The Commission concludes that various measures “could serve as an illustration of potential good practices to other Member States.”
“Danish agriculture has reduced antibiotic usage in pig production by more than a fifth since 2009, which means that Denmark is right at the bottom of the countries we normally compare ourselves with. Of course it’s good to receive recognition from the EU for our efforts,” says DVFA’s Veterinary Director Per Henriksen.
Praise for the Danish yellow card
The Commission highlights several Danish measures designed to encourage a more prudent use of antibiotics for both livestock and pets, including the Yellow Card scheme where farmers are issued with a warning if they use too many antibiotics.

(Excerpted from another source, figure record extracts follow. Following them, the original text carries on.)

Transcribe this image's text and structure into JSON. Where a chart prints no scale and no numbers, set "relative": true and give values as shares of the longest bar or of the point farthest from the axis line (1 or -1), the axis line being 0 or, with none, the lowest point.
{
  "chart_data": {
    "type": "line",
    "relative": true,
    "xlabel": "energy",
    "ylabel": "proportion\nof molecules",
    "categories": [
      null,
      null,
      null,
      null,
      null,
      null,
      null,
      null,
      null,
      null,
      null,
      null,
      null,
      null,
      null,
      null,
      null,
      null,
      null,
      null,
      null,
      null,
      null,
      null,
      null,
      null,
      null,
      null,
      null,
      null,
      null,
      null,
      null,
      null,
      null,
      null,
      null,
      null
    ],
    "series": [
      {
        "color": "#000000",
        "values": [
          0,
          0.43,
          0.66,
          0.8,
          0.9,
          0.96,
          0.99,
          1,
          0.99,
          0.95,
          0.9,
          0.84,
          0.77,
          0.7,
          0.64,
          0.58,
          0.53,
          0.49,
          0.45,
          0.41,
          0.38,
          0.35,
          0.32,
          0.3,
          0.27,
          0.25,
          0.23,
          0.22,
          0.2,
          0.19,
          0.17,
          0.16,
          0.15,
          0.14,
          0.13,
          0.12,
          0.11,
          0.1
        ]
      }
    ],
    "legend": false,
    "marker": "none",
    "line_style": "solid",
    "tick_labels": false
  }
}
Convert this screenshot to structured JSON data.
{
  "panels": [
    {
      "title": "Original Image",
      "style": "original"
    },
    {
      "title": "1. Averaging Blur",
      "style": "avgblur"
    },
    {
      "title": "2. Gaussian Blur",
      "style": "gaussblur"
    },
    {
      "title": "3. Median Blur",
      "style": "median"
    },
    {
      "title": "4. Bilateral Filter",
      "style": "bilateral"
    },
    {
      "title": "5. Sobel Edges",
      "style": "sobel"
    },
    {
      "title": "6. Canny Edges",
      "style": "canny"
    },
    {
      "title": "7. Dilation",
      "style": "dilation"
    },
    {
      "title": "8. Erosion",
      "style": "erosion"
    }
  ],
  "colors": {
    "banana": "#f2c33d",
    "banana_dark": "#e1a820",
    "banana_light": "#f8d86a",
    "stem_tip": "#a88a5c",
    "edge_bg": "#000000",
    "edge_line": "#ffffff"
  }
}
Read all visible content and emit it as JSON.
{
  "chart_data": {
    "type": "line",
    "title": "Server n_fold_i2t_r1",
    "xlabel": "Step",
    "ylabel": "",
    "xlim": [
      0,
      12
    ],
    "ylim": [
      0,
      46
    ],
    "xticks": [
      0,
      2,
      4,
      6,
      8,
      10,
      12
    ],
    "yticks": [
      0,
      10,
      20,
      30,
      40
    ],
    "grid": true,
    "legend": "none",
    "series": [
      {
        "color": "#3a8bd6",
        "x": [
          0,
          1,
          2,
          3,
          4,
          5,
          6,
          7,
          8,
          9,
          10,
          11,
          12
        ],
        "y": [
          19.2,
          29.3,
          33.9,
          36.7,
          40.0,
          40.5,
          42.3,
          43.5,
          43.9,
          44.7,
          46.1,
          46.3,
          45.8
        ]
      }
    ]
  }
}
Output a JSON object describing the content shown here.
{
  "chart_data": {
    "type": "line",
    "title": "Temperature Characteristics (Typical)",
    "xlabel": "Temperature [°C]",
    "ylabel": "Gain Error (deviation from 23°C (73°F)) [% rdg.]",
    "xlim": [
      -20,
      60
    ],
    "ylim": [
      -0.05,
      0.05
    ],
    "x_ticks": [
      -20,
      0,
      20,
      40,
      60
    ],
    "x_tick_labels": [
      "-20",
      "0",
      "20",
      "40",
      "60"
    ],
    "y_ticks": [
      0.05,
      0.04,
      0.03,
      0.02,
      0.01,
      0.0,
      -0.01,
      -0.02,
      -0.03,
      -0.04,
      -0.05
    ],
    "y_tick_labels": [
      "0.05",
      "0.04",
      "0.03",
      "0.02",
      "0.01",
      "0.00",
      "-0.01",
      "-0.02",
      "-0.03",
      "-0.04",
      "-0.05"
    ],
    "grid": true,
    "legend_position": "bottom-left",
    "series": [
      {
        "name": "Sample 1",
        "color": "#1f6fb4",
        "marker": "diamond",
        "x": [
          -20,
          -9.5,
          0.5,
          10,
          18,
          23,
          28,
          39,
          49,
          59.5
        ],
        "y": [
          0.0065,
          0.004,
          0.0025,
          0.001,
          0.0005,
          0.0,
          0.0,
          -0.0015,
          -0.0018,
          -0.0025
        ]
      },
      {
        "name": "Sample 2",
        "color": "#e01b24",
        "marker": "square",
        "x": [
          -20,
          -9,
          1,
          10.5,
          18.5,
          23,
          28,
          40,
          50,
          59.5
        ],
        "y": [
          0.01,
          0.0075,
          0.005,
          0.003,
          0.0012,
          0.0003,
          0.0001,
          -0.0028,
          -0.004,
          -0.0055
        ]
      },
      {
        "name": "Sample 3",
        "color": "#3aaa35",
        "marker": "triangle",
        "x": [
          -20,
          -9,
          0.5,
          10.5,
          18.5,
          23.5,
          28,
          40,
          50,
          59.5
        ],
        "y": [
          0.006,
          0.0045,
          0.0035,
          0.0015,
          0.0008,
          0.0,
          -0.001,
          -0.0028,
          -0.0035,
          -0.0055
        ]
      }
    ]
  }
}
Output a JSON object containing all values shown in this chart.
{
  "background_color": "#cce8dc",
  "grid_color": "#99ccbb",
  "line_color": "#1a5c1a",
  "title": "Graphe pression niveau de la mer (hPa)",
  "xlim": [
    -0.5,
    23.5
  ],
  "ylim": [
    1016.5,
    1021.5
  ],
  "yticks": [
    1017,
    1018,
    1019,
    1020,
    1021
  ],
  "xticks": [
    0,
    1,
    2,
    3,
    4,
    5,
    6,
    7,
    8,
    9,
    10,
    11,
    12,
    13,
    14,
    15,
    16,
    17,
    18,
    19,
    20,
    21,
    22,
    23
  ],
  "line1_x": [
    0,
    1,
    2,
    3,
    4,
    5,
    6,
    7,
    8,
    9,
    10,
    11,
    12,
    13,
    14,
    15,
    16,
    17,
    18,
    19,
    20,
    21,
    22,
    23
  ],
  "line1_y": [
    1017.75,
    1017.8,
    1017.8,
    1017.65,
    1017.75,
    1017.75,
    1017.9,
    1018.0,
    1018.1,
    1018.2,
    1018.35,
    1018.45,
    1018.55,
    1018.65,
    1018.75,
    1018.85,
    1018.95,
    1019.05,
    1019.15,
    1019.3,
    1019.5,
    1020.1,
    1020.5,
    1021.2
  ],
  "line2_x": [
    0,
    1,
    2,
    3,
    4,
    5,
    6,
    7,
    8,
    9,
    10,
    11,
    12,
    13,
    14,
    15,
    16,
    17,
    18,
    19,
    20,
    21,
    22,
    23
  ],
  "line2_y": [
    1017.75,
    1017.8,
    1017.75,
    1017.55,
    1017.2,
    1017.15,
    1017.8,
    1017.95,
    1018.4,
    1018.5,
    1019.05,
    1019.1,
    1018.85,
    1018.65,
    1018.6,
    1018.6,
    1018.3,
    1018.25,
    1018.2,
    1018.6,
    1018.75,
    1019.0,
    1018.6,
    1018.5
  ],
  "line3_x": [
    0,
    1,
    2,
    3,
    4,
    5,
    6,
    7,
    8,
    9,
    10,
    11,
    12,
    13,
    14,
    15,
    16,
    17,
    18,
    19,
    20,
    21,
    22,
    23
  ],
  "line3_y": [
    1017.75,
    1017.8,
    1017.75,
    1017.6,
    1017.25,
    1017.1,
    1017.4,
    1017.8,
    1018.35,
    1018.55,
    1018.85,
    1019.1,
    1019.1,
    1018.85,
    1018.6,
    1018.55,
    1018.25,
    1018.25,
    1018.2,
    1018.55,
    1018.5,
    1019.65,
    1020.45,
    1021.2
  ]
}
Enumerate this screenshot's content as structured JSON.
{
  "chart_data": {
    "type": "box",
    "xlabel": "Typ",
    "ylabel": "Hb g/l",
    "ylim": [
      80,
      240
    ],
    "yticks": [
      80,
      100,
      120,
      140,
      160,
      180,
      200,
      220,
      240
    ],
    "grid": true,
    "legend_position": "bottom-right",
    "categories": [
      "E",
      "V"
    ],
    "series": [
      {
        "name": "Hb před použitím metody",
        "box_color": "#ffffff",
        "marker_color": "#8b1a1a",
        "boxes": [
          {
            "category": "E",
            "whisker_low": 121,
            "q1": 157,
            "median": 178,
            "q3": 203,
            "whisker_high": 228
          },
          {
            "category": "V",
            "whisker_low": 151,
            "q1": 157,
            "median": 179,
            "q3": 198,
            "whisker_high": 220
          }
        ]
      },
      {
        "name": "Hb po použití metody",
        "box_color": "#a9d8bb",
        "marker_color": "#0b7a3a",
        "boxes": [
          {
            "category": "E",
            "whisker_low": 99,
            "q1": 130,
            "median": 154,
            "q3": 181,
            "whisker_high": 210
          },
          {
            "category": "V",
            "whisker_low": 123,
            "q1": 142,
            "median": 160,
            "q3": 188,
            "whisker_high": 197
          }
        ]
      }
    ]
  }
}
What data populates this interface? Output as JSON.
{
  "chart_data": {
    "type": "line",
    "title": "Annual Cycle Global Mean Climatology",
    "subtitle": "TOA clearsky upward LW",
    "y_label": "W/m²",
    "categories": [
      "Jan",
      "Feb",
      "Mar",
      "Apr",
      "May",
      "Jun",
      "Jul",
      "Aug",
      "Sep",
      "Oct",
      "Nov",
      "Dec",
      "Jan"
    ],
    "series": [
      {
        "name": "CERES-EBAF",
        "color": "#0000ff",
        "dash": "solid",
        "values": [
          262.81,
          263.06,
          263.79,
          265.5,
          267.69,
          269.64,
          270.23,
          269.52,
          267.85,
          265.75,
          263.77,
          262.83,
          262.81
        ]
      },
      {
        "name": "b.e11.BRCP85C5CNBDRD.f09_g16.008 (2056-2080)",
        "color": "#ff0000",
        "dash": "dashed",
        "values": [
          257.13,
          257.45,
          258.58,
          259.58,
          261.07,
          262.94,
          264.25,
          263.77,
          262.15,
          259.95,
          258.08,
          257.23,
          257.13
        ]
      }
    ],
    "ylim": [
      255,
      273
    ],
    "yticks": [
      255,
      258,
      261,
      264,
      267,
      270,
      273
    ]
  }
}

The Danish regulations for group treatment and the action plan for livestock-associated MRSA were also singled out for praise.
Between 2009 and 2015 antibiotic usage for pigs in Denmark was reduced by around 22 per cent, and the Danish parliament has agreed a plan to reduce antibiotic usage by a further 15 per cent between 2015 and 2018.
Danish antibiotics controls continue to be refined and the latest development to the Yellow Card scheme, effective from July 2016 sets new threshold levels for antibiotic usage for pigs and incorporates a more targeted focus on usage of those antibiotics that are deemed to be important in human medicine. This reflects the Danish commitment to continuous improvement.